La plaza del paraíso
Sociedad
Irak debería estar mejor sin Sadam Huseín, efectivamente. Y ese es el problema: que no es así
09 Jul 2016. Actualizado a las 05:00 h.
Cuando las primeras tropas norteamericanas llegaron al centro de Bagdad, aquel abril del 2003, Kadhim Shafif Hasan al-Jabouri fue uno de los primeros bagdadíes que se dirigieron a la plaza Firdos para destruir la estatua de Sadam Huseín que se alzaba allí. Los soldados les habían invitado a esa ceremonia simbólica pidiendo voluntarios por medio de megáfonos, y Kadhim, que era mecánico de motocicletas, se fue allá con un martillo pilón que tenía en el taller. Aparece en todas las fotos, golpeando inútilmente al dictador gigante de piedra. Es una escena épica y torpe a la vez, porque la enorme cara de Sadam parece que se burla de los esfuerzos de Kadhim con su sonrisa sardónica -la que él lucía casi siempre-.

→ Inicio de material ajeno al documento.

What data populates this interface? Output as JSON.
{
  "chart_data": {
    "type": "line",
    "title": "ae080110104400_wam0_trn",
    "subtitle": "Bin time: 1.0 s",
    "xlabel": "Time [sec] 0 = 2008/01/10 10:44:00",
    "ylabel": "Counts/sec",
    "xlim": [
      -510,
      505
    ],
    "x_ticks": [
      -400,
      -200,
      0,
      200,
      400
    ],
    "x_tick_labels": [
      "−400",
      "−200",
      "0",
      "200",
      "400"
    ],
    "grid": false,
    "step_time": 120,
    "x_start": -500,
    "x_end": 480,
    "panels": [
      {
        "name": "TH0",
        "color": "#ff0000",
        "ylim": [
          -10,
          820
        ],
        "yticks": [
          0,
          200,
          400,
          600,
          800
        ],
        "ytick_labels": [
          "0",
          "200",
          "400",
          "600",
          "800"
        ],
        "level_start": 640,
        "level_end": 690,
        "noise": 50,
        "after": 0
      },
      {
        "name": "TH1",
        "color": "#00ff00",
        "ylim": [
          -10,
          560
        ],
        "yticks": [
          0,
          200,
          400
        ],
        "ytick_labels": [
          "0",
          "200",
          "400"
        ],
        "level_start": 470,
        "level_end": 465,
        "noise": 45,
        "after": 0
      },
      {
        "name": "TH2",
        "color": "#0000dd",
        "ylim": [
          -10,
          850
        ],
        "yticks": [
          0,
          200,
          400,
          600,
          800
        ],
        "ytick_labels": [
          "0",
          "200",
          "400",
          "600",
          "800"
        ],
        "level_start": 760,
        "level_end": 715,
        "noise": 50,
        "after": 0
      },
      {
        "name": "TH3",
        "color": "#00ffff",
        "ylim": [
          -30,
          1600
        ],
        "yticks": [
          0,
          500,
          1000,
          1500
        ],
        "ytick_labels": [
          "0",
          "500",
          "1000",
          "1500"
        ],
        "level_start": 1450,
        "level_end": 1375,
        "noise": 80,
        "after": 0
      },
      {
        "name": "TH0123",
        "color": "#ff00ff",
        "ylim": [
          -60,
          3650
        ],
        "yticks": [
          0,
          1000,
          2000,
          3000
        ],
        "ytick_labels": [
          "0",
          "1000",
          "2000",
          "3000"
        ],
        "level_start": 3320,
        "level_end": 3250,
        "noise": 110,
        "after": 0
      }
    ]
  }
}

Lo que sucedió a partir de aquí se puede ver retrospectivamente como una rápida secuencia de premoniciones. Los civiles iraquíes no fueron capaces de coordinarse para derribar la estatua. Los marines, cuando se ofrecieron a ayudar, metieron la pata al colgar sobre la cara del dictador una bandera norteamericana, lo que provocó un tenso silencio en la plaza. Al final, la estatua cayó arrastrada por un vehículo blindado, con estruendo pero sin solemnidad. Como Irak.

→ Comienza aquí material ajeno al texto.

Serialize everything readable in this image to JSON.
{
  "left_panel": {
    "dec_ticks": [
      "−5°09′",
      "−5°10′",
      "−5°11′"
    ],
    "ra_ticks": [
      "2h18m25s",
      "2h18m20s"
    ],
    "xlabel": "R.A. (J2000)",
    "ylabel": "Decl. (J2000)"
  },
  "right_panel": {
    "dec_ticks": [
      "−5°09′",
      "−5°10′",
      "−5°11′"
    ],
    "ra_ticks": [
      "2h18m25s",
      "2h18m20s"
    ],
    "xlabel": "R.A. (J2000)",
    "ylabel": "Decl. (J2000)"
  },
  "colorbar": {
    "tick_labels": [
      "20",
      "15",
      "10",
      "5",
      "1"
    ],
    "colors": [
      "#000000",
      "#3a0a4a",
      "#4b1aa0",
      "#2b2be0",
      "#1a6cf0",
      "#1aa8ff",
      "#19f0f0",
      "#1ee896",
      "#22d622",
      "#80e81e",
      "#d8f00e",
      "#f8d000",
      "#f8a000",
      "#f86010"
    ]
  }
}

Dos meses después, todavía había algo de confianza en el futuro cuando se inauguró una nueva escultura en la plaza Firdos -cuyo nombre significa «la plaza del paraíso»-. El monumento pretendía celebrar la unidad de Irak y era obra de un artista llamado Bassem Hamad al-Dawiri. Pero cuatro años después, al-Dawiri había muerto y otros cuatro años más tarde su monumento había sido demolido también, mientras el país se desgajaba y se desangraba en una guerra civil interminable.
Esta semana, Tony Blair, uno de los artífices de aquella invasión de Irak del 2003, compareció ante la prensa para defenderse de las críticas. Lo hizo con una voz quebrada, sacudido por la emoción. Pero esa emoción no era la del arrepentimiento, sino la del orgullo herido: sigue creyendo que lo que hizo estuvo bien y que «volvería a hacerlo». «Irak está mejor sin Sadam Huseín» volvió a repetir, como tantas veces.
Irak debería estar mejor sin Sadam Huseín, efectivamente. Y ese es el problema: que no es así. Y esa aberración, esa perversión de lo justo, es el tuétano de la culpa de Blair.
Por eso me interesó más otra entrevista que se difundió el mismo día. En ella hablaba Kadhim Shafif Hasan al-Jabouri, aquel mecánico de bicicletas que, hace trece años, había intentado destruir la estatua de Sadam en la plaza Firdos. Un periodista le ha localizado en el exilio, en Beirut, donde vive ahora, como muchos otros refugiados iraquíes.
Kadhim se explicó mejor esta vez. Su relación con el régimen de Sadam Huseín, como la de tantos iraquíes, era más ambigua de lo que hubiese querido reconocer. El dictador había hecho matar a más de una docena de sus familiares, pero por otra parte él había ganado dinero reparando la colección de motocicletas de Sadam. Luego había caído en desgracia, por razones que Kadhim prefería no aclarar, y se había pasado un año y medio en la cárcel. Por eso había querido destrozar la estatua. Pero ahora se arrepentía. «Todo ha ido a peor año tras año: corrupción, matanzas, saqueos. Sadam ya no está», dice Kadhim, «pero ahora hay mil como él en su lugar». Y añadía algo todavía más duro de escuchar en boca de un iraquí: «Cuando pasaba junto al lugar donde estaba la estatua, sentía vergüenza. Me preguntaba por qué lo había hecho. Me gustaría hacer otra igual y volver a ponerla ahí».